Matthew Hopkins


In 1644, Matthew Hopkins began his successful career as the self-styled Witch-Finder General by questioning old one-legged Elizabeth Clarke of Manningtree. By the time he had finished with her, thirty-one others had been accomplices to witchcraft.

English witches were not burned at the stake or tortured in the popular continental manner. Death at the stake was a fate reserved for traitors and heretics, and under the Witchcraft Act of 1563, death by hanging was reserved for those found guilty of murder by sorcery. Despite these setbacks, Hopkins managed to have between 200 and 400 people executed. In Suffolk alone, Hopkins had 68 people executed.

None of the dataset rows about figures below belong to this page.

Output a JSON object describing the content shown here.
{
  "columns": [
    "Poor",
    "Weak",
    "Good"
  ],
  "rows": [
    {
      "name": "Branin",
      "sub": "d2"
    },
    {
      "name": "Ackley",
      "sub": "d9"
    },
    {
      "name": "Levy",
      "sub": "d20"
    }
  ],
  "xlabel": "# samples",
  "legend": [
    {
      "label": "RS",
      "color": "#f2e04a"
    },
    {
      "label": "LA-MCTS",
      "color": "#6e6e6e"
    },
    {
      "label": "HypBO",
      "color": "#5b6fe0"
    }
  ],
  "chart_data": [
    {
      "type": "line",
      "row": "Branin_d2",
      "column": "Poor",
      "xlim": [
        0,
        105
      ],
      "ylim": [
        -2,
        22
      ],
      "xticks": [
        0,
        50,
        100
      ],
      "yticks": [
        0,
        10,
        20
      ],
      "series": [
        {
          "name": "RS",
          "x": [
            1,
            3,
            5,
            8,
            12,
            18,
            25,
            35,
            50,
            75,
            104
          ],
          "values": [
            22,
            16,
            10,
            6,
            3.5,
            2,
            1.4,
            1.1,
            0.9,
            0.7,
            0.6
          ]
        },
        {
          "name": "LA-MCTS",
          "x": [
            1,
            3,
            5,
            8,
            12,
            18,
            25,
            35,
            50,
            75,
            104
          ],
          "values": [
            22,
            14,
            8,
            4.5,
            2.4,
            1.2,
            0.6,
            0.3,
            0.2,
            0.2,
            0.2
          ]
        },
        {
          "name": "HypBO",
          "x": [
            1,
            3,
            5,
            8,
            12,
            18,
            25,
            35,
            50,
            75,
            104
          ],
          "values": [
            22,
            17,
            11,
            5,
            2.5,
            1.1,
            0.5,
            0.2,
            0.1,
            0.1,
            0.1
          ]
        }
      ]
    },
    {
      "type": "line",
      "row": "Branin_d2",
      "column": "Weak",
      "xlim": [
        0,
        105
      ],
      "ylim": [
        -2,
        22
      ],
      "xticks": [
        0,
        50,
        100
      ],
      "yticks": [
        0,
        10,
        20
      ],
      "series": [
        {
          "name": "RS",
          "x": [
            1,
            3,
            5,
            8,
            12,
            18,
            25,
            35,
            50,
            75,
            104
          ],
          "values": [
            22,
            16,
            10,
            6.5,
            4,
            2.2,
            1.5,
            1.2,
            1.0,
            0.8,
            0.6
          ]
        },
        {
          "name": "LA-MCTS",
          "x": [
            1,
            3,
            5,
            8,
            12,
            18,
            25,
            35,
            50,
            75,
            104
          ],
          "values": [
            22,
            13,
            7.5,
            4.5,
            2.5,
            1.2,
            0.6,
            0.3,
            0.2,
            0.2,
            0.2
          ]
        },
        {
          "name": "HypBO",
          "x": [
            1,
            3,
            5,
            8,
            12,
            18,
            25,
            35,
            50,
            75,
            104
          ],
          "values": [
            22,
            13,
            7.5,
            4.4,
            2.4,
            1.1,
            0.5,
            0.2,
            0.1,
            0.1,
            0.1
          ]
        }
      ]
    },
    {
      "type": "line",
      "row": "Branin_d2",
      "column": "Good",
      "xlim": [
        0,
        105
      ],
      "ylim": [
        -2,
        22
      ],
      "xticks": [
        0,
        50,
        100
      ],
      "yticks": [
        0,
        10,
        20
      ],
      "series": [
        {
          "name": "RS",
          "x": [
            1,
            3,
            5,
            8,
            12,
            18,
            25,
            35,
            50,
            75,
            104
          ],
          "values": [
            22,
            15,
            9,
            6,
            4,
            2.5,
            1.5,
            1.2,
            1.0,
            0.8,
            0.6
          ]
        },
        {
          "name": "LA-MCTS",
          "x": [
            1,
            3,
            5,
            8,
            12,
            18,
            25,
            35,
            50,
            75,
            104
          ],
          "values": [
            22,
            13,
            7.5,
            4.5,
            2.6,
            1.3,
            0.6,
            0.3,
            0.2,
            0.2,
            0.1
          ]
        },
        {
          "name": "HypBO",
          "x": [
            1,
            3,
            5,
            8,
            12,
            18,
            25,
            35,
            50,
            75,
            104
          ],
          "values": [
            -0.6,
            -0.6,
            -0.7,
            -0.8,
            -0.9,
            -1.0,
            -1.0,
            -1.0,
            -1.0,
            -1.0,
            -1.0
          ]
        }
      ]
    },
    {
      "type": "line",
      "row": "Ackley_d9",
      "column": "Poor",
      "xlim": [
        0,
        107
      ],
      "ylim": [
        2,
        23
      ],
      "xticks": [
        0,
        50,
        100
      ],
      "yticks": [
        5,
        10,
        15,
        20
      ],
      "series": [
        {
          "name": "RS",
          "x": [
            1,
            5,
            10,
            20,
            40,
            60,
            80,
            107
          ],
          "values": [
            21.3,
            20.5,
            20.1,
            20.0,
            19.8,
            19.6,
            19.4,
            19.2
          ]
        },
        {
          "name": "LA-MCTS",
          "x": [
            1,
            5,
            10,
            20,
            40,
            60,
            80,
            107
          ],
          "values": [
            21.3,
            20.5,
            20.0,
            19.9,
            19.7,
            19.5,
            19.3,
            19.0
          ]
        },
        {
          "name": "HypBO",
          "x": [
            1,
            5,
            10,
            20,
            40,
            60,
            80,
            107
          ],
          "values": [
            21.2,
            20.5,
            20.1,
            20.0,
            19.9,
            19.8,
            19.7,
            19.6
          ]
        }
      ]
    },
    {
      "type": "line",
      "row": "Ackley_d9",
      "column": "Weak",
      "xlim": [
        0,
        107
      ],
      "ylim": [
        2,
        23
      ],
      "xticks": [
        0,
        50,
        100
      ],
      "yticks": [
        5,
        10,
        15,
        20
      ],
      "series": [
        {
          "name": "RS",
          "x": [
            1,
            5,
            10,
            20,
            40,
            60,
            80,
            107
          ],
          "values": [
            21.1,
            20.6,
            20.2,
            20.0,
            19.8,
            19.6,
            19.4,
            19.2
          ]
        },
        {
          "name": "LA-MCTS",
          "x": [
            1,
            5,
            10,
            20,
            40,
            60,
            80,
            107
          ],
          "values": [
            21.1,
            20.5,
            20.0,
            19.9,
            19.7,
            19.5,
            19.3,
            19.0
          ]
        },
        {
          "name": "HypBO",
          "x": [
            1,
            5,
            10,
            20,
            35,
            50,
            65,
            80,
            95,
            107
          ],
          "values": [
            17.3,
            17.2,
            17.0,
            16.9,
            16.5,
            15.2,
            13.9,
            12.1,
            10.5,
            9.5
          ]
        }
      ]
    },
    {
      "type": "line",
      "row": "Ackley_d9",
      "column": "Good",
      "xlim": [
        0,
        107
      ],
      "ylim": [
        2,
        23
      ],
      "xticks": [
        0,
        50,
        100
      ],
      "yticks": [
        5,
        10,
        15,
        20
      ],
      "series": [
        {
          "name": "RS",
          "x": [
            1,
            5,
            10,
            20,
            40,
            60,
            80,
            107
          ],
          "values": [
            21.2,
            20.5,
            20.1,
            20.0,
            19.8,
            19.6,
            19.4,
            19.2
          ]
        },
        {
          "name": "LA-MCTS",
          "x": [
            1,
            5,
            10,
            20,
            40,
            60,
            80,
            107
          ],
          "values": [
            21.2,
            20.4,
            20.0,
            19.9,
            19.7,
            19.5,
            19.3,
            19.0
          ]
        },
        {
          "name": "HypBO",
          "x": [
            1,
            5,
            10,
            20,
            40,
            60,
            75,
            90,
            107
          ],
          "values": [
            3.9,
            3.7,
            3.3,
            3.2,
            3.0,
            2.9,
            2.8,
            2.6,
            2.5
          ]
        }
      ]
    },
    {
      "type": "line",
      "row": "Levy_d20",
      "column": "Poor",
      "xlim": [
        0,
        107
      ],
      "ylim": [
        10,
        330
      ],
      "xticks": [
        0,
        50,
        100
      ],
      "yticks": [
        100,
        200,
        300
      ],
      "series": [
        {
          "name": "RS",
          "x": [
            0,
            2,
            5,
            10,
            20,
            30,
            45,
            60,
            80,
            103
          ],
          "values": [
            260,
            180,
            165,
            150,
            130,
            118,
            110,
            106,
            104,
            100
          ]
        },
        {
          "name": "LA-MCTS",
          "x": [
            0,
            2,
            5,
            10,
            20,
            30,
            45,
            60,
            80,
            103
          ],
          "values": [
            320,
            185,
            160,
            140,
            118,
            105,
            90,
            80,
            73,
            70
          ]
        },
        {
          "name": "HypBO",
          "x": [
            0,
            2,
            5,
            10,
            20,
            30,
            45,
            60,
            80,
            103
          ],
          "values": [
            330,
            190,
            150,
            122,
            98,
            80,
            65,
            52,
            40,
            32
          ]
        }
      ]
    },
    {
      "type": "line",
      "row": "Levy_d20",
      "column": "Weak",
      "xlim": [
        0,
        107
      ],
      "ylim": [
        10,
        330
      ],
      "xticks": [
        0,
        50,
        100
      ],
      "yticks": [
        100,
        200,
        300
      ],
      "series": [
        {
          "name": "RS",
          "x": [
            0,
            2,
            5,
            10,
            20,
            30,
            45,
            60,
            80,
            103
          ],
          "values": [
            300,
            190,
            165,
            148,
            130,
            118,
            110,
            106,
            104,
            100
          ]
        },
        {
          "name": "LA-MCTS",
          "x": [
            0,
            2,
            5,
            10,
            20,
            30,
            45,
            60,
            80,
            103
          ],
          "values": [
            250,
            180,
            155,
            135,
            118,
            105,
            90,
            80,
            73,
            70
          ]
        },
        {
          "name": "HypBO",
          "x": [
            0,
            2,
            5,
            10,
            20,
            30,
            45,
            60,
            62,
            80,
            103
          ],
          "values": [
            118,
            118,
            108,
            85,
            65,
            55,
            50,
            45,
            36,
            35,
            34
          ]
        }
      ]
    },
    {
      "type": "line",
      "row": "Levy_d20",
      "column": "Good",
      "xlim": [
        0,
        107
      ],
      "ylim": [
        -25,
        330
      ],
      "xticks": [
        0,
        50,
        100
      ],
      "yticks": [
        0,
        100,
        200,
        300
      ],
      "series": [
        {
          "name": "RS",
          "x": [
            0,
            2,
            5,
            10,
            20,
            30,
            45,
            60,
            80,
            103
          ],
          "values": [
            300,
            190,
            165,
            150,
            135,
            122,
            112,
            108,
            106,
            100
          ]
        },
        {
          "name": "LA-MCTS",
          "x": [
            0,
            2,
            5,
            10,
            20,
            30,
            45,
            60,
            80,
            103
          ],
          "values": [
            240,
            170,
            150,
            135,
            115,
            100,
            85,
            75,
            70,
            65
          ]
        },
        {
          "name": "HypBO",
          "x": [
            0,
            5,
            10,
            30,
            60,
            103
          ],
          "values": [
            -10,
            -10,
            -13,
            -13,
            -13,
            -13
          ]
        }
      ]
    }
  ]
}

Hopkins' primary means of inducing confessions included tortures which shed no blood. His primary "torture" was sleep deprivation. In one instance, John Lowe, 70-year-old vicar of Brandeston, was "swum in the moat," kept awake for three days and nights, and then forced to walk without rest until his feet were blistered. Denied benefit of clergy, Lowe recited his own burial service on the way to the gallows.

Being the witch-finder general was financially lucrative. In a time when daily wages were as little as 2.5 pence, Hopkins was raking in £15 to £23 per town cleansed of witches. Hopkins dressed fashionably in Puritan tunic and cloak, and was able to employ two assistants to help him with his work in East Anglia.

Hopkins' specialization seems to have been extracting confessions of witchcraft from elderly women with pets.

Faith Mills, of Fressingham, Suffolk, admitted that her three pet birds, Tom, Robert, and John, were in reality familiars who had wrought havoc by magically aking a cow jump over a sty and breaking a cart. She was hanged.

Not above using trickery to prove guilt, Hopkins employed such witch-finding tools as the spring-loaded knife. Since witch spots did not bleed when pricked, Hopkins would stab at such marks with a retractable blade. The victim would be left without a mark--clear proof of sorcery.

Eventually, opposition to Hopkins' bloody persecutions grew. In 1646, Puritan minister Reverend John Gaule of Great Staughton, wrote a pamphlet called Select Cases of Conscience towards Witches and Witchcraft, an exposé of Hopkins' methods. Gaule also preached against Hopkins' brutality from the pulpit, and hinted that Hopkins himself was a witch.

In retaliation, Hopkins published his own pamphlet entitled The Discovery of Witchcraft. Nonetheless, the tide had begun to turn against him. Two accounts exist of Hopkins' demise: one, that he was himself accused of witchcraft and hanged, and two, that he died in his bed of tuberculosis.